Hoe moeilijk het prijsgeven van het oude ideaal hem intusschen, gevallen moet zijn, blijkt wel het best hieruit, dat hij, aan het einde van zijn leven, ten aanzien der school ten slotte toch nog weer terugkeerde tot het denkbeeld van de naar de gezindheden gesplitste Overheidsschool.
Ondanks de moeilijkheden, die Groen in die dagen gevoeld moet hebben, liet hij in 1871 nochtans niet na den stap te doen die leiden moest tot prijsgeving van het eenmaal door hem hoog gehouden ideaal.
Toen het hem duidelijk geworden was dat een samengaan met de conservatieven ea de conservatieve elementen in de A.R. Partij niet langer mogelijk was, aarzelde hij niet om alleen te gaan staan.
Maar dat op zichzelf gaan staan bracht tweeërlei mee.
Vooreerst beteekende het de definitieve breuk met hen die instinctmatig steeds geopteerd hadden voor het behoud der eenheid en die het scheppen van zuivere verhoudingen door het scheiden van het onvereenigbare, voor diabolisch hadden uitgekreten.
Ten tweede leidde dit isolement tot het naar voren komen van den man die sterker dan iemand anders de noodzakelijkheid voelde van het doen uiteengaan van wat in wezen niet bijeen behoorde.
Kuyper, schoon jong, reeds een der invloedrijkste predikanten, had te dien aanzien met beslistheid positie gekozen.
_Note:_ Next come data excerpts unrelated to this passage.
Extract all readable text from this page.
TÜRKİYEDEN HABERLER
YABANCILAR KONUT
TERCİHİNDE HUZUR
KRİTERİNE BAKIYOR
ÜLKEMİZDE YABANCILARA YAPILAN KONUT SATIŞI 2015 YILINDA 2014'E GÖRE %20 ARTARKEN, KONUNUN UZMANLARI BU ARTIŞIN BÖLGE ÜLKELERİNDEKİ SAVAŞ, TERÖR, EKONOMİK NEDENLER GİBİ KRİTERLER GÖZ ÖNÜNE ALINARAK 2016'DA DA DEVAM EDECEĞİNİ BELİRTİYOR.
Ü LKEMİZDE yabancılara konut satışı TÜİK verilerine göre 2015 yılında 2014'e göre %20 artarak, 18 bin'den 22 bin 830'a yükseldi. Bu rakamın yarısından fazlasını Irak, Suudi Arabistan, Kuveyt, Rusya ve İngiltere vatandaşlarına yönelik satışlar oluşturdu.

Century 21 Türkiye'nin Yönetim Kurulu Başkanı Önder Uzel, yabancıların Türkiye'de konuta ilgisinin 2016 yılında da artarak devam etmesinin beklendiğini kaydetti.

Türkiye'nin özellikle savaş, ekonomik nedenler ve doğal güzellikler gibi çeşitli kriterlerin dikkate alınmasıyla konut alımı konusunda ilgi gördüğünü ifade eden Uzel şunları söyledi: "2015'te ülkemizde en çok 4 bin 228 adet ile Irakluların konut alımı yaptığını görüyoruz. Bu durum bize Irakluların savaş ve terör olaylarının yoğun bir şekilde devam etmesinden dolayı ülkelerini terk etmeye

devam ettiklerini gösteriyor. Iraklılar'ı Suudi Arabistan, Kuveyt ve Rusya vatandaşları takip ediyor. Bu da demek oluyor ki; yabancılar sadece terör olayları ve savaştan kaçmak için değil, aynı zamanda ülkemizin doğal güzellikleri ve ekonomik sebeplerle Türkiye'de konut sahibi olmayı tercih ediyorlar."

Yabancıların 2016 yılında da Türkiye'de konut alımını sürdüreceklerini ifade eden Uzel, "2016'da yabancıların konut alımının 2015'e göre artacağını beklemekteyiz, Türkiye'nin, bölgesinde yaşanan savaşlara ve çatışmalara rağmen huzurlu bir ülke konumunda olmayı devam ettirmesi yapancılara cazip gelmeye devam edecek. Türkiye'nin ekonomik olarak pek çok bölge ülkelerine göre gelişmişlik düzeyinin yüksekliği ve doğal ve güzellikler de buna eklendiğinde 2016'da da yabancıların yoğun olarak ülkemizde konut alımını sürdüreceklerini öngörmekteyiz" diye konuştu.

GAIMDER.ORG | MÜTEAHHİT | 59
Hij deed dit op de bekende conferentie te Zeist in September 1872 gehouden. ‘Als hoedanig zijn wij hier samen?’ vroeg Kuyper, ‘als vertegenwoordiging van een uiterlijk kerkgenootschap? Maar waarom dan de Gereformeerden en Modernen buitengesloten? Of op het standpunt van geloovige Schriftaanvaarding? Maar dan behooren met de Modernen tevens de Groningers te worden uitgesloten’. In korte trekken werd hier het program gegeven en de methode aangeduid om tot vrijmaking van de Gereformeerde volkskracht te geraken.
| |
| |
Het gelijkgezinde vereenigen, het andersdenkende loslaten. Het criterium van gemeenschap moet innerlijk, niet uiterlijk zijn. Het was de formuleering van Groen's ervaring, verkondigd binnen het Sanhedrin waar Groen geen toegang had; waar men Kuyper echter niet buiten sluiten kon. Ook toen ter tijd ontveinsde men zich de beteekenis van Kuyper's optreden niet. ‘Dat is uit den duivel’ werd hem uit de vergadering toegeroepen. De interruptie was voorbestemd het leidend motief te worden van de critiek op Kuyper's geheele levenswerk. Voortaan zou hij voor ‘de weldenkenden’ zijner dagen de groote scheurmaker zijn.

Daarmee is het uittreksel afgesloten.